By Astghik Bedevian
A regional television station claimed on Monday to have incurred the Armenian government’s ire by broadcasting former President Levon Ter-Petrosian’s September 21 speech that contained harsh verbal attacks on the authorities.
In his first public speech in nearly a decade, Ter-Petrosian described Armenia’s current leadership as “corrupt and criminal” and called for its ouster. His political allies offered to pay TV stations across the country to air the 20-minute speech in full. Only two of them accepted the offer.
The owner and chief executive of one of those broadcasters, the Gyumri-based Gala TV, told RFE/RL that he did so despite a stark warning from the National Commission on Television and Radio (NCTR), a presidentially appointed body that issues and revokes broadcasting licenses. Vahan Khachatrian claimed that officers of the Gyumri branch of the National Security Service visited him shortly afterward and warned Gala to stop covering Ter-Petrosian’s return to active politics.
Khachatrian said he will ignore the alleged warning. “I’m not afraid of anything or anyone,” he said, adding that tax officials in Gyumri are now investigating the legality of his ownership of real and other property.

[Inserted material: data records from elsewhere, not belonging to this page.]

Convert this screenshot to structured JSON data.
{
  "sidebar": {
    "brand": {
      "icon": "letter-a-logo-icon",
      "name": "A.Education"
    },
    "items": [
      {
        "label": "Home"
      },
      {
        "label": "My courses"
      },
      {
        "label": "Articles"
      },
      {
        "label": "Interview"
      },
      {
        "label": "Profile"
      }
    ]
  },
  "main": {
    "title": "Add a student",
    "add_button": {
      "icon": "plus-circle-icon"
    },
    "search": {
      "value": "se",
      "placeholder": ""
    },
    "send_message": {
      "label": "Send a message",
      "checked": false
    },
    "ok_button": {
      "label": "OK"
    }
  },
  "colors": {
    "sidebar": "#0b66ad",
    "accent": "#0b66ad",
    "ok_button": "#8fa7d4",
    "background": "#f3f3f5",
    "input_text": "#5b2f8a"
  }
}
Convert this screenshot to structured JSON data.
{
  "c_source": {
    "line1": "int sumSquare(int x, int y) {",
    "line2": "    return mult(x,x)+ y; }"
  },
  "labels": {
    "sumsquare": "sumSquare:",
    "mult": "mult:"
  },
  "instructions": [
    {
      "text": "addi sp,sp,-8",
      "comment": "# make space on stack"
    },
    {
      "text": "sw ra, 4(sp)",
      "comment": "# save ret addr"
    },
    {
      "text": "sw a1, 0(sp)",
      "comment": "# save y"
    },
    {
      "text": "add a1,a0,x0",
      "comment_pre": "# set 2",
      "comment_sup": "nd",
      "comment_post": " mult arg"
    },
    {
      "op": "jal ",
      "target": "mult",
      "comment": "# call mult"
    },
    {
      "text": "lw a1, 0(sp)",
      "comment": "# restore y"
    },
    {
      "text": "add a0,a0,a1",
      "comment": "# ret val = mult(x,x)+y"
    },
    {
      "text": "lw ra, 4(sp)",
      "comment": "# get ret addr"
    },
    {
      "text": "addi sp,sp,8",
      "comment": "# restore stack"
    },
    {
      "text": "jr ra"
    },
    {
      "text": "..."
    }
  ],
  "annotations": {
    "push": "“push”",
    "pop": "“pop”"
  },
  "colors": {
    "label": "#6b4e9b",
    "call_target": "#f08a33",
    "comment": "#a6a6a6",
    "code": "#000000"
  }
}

Khachatrian also struck a defiant in a separate written statement issued later in the day. “I want to emphasize that the Gala TV company’s position will not change and that I, as the company’s owner, will not tolerate any attempt at interference by any structure or individual,” he said.
The claims came just three days after Armenia’s leading media associations expressed serious concern at reports that the government has ordered TV channels in Yerevan and elsewhere in Yerevan to shun events featuring Ter-Petrosian and, in particular, a rally which he plans to hold on Friday.
The largest of the broadcasters, the state-owned Armenian Public Television and Radio, denied this. Its chairman, Aleksan Harutiunian, told RFE/RL that his H1 channel, the most accessible in Armenia, will cover the Ter-Petrosian rally.
Other, local channels will not necessarily follow suit. Margarita Minasian, chairwoman of another Gyumri channel, Tsayg, said she will not send any correspondents to the rally. “We lack the technical capacity to videotape events in Yerevan on a daily basis,” she told RFE/RL.
“We haven’t decided yet. We may and may not cover it,” said Anzhela Stepanian, who runs the news service of the private Alt TV station in the southern town of Armavir. She argued that local news has always been the main focus of her company.
All major Armenian broadcasters are loyal to the administration of President Robert Kocharian and rarely air opposition criticism of its policies. The only TV station not controlled by the authorities was controversially pulled off the air in 2002.
Meanwhile, representatives of the pro-Ter-Petrosian Armat organization, said on Monday that it has prepared video clips informing citizens about Friday’s rally and have offered various channels to air them as advertisements. They said none of them has agreed to run the ads so far.
Armat and other groups supportive of the ex-president portray this as an indication that the authorities are seriously worried about Ter-Petrosian’s participation in the upcoming presidential elections. Ter-Petrosian is increasingly emerging as the main challenger of the election favorite, Prime Minister Serzh Sarkisian.